The man he was when he was with me.

He said that it wasn't a lie. He said that it was real.

So was that man real? Was this monster just a facade? Or was he more complicated than that? Was he a man, and a monster?

I couldn't love a man like him, even if he was one who was cruel to everyone but me. Because he'd hurt me anyways. He couldn't seem to stop destroying everything he touched.

The other thing I felt was shame.

I did this, by trusting him. Ignoring the signs.

And my greatest shame... I still felt something for him.

Buried deep beneath the anger, the betrayal, the hate and the hurt, there was still an inkling of affection reserved for him.

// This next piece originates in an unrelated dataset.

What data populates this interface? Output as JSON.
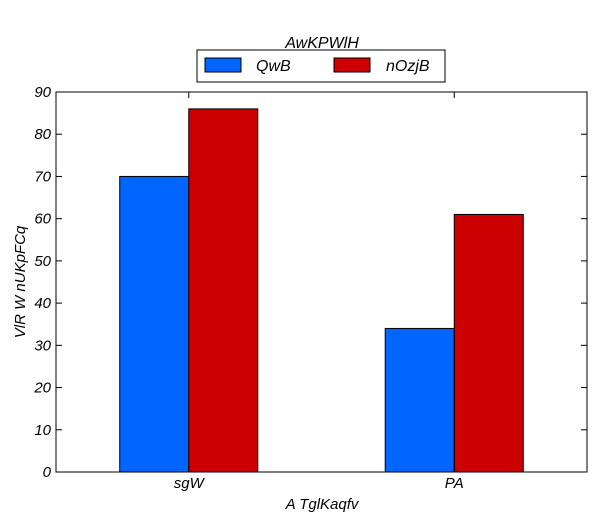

And no matter how hard I tried, isolated in that tent, I couldn't get rid of it. Even now, I couldn't seem to scratch it out of me.

There was a moment when he took my hands in his, when he told me about Luda, how the Fold was an accident, that I wanted to hold him, and forget all of this happened. To pretend the world outside didn't exist.

And that... that was my greatest shame.

The skiff glided along the sand, cutting through the silence, drifting through darkness. "Can you feel them?" Kirigan asked Ivan, who stood behind us, searching for volcra heartbeats.

"No heartbeats yet, sir." Ivan replied. I looked around. We'd passed five markers already. What was he waiting for?

I reached across the darkness, my hand finding Alina's. She gripped it tightly, squeezing it, as if to check I was still there.

I heard volcra growling, and shifted. "They're coming." Alina whispered urgently.

"Yes." Kirigan replied calmly.

"I should just tear this down now." Alina snapped.

"And what can you really do on your own?" Kirigan replied cuttingly, holding up his hand, showing us the piece of the stag still inside of him.

"So the plan was to feed us to the volcra, then?" I questioned, and he looked at me.

"I said I wouldn't hurt you." He replied, looking out into the Fold.

"And you're as deaf as you are delusional, because I've already told you, it's far too late for that." I shot back.

"Just let me tear it down!" Alina insisted.